The Sisters Brothers: Chevauchée fraternelle
Jacques Audiard revisite le mythe du western avec The Sisters Brothers, une épopée impitoyable qui lui a valu le Lion d’Argent de la meilleure mise en scène à la Mostra de Venise.
Avec des œuvres phares comme Un prophète et De rouille et d’os, le cinéma de Jacques Audiard semble s’être abreuvé aux sources hollywoodiennes afin de livrer des récits authentiques.
Ce n’était donc qu’une question de temps avant que l’important cinéaste français s’attaque à un premier film en anglais.
«Peut être est-ce tout simplement un désir de travailler avec des acteurs hors de ma langue maternelle, relativise-t-il en entrevue, rappelant l’utilisation de la langue tamoule dans Dheepan, Palme d’Or en 2015. Le vrai dépaysement pour moi est là.»
Autre nouveauté pour le créateur de Sur mes lèvres: c’est la première fois qu’il n’est pas l’instigateur d’un projet. Le comédien John C. Reilly et son épouse productrice Alison Dickey l’ont approché avec ce roman du Canadien Patrick deWitt.
«J’ai adoré l’expérience!, évoque le réalisateur, dont le style unique et reconnaissable explose encore brillamment à l’écran. Le livre de deWitt est un merveilleux mélange de brutalité, de raffinement et de drôlerie. Il oscille entre le picaresque et la comédie macabre.»
Se déroulant en Oregon en 1851, le long métrage suit les aventures de deux frères diamétralement opposés (John C. Reilly et Joaquin Phoenix) chargés de mettre la main sur la formule d’un chimiste (Riz Ahmed), qui reçoit la protection insoupçonnée d’un mystérieux détective (Jake Gyllenhaal).
«Je l’aime et c’est un grand acteur. Très grand. Il a un savoir du jeu d’acteur très fin et très complet. Si je faisais un plan-séquence d’une ou deux heures sur lui, on dirait à l’arrivée que c’est un film.» –Jean Audiard, à propos de John C. Reilly
Tourné dans les décors de Sergio Leone en Espagne plutôt qu’aux États-Unis et bénéficiant d’une photographie remarquable de Benoît Debie (fidèle collaborateur de Gaspar Noé), ce western crépusculaire se démarque des conventions.
Sa fibre élégiaque et mélancolique le rapproche davantage de McCabe & Mrs. Miller ou de Little Big Man que des classiques de John Ford.

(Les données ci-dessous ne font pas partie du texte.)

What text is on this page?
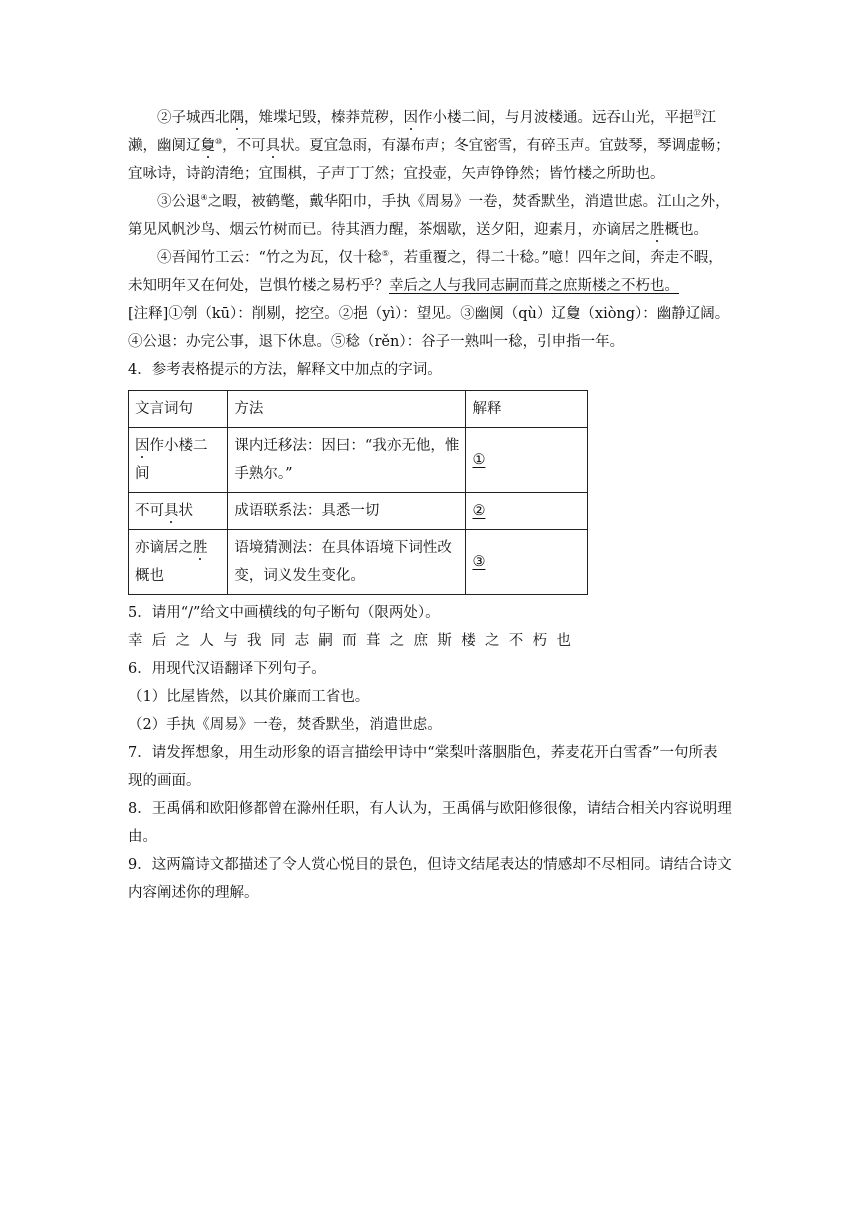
②子城西北隅，雉堞圮毁，榛莽荒秽，因作小楼二间，与月波楼通。远吞山光，平挹⑫江濑，幽阒辽敻⑩，不可具状。夏宜急雨，有瀑布声；冬宜密雪，有碎玉声。宜鼓琴，琴调虚畅；宜咏诗，诗韵清绝；宜围棋，子声丁丁然；宜投壶，矢声铮铮然；皆竹楼之所助也。

③公退④之暇，被鹤氅，戴华阳巾，手执《周易》一卷，焚香默坐，消遣世虑。江山之外，第见风帆沙鸟、烟云竹树而已。待其酒力醒，茶烟歇，送夕阳，迎素月，亦谪居之胜概也。

④吾闻竹工云：“竹之为瓦，仅十稔⑤，若重覆之，得二十稔。”噫！四年之间，奔走不暇，未知明年又在何处，岂惧竹楼之易朽乎？幸后之人与我同志嗣而葺之庶斯楼之不朽也。

[注释]①刳（kū）：削剔，挖空。②挹（yì）：望见。③幽阒（qù）辽敻（xiòng）：幽静辽阔。④公退：办完公事，退下休息。⑤稔（rěn）：谷子一熟叫一稔，引申指一年。

4．参考表格提示的方法，解释文中加点的字词。

文言词句	方法	解释
因作小楼二间	课内迁移法：因曰：“我亦无他，惟手熟尔。”	①
不可具状	成语联系法：具悉一切	②
亦谪居之胜概也	语境猜测法：在具体语境下词性改变，词义发生变化。	③

5．请用“/”给文中画横线的句子断句（限两处）。

幸后之人与我同志嗣而葺之庶斯楼之不朽也

6．用现代汉语翻译下列句子。

（1）比屋皆然，以其价廉而工省也。

（2）手执《周易》一卷，焚香默坐，消遣世虑。

7．请发挥想象，用生动形象的语言描绘甲诗中“棠梨叶落胭脂色，荞麦花开白雪香”一句所表现的画面。

8．王禹偁和欧阳修都曾在滁州任职，有人认为，王禹偁与欧阳修很像，请结合相关内容说明理由。

9．这两篇诗文都描述了令人赏心悦目的景色，但诗文结尾表达的情感却不尽相同。请结合诗文内容阐述你的理解。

«Le western est LE genre américain par excellence et par essence, rappelle le metteur en scène. Il a fourni les valeurs, les visages et les espaces pour l’écriture du mythe. En tant que Français, ce n’est pas mon histoire… Je me permets donc de ne prendre que ce qui m’intéresse, ou mieux, ce qui intéresse l’histoire. Du coup, libres des archétypes, les personnages vont apparaître avec des préoccupations plus simples, plus naturelles.»
Malgré ce cadre différent, The Sisters Brothers reprend toutes les obsessions de Jacques Audiard (fibre intimiste, dialogues aiguisés, solitude des âmes, rôle de l’héritage familial, etc.), qui a dédié le film à son propre frère, décédé alors que le réalisateur derrière De battre mon cœur s’est arrêté n’avait que 22 ans. Comme conte, il se fait difficilement plus personnel.
The Sisters Brothers est présenté samedi à 13h au Cinéma Impérial, dans le cadre du Festival du nouveau cinéma.